In other words, the high correlation between the environmental chemical concentration and the cancer incidence cannot, by itself, be taken to demonstrate causality.
However, such a correlation also demonstrates the possibility that there really is a causal relationship and that further investigation is required.
The discovery of nitro-glycerine as an important blood pressure reducing drug happened precisely because a number of workers in a large explosives factory suffering from angina (including the boss), felt much better at work where they ingested small amounts of nitro-glycerine, than they did at home. The correlation was noticed and investigated, resulting in the use, to this day, of nitro-glycerine as a life-saving drug.
## 33.5. Methodology/Refinements/Sub-species
*See Child Pages:*
- [[Regression Fallacy]]
- [[Clustering]]
## 33.6. Avoidance and Counteraction
False Causality can be avoided by designing experiments to use so-called control groups, which are randomly selected to act as a "standard" against which to measure the results on an "affected group" or "treatment group".
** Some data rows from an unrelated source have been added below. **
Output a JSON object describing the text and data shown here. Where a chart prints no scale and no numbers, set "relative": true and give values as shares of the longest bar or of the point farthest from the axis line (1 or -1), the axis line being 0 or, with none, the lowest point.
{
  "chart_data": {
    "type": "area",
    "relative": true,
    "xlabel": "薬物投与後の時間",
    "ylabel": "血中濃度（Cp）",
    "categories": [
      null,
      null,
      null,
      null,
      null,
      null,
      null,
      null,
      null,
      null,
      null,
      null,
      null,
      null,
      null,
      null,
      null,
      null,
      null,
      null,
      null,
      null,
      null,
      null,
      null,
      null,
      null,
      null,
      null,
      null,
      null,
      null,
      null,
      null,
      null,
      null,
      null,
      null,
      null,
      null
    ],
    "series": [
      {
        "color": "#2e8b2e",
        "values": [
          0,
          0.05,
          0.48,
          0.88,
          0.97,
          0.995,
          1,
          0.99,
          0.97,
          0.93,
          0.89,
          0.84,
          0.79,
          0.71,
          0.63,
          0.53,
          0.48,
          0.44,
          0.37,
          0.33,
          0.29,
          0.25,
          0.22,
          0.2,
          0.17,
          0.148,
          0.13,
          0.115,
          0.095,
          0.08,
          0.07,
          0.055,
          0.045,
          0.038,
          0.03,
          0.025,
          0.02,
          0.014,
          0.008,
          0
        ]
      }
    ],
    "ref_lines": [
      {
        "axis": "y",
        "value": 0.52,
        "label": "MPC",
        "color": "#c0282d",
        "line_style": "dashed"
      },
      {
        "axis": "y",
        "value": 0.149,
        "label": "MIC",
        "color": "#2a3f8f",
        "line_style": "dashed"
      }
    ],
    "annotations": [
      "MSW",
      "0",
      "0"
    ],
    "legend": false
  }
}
But let us return to our example of the environmental chemical exposure and the incidence of cancer. In a statistically honest study, the effect of false causality can be eliminated by conducting tests using mammals similar to human beings. The researcher assigns some of the population to a treatment group and some to a so-called "control group". The assignment to each group is completely random. Then, in controlled tests the treatment group receives exposure to the suspected chemical agent and the control group receives no exposure. If the first group has higher cancer rates than the control group, the researcher knows that there is no "third factor" at play because he knows that he assigned subjects to the exposed and non-exposed groups completely at random. The causal relationship between the chemical exposure and the incidence of cancer is thus demonstrated.
If such tests of causality cannot be fully demonstrated, we can assume that a proposed causal relationship is just being manipulated.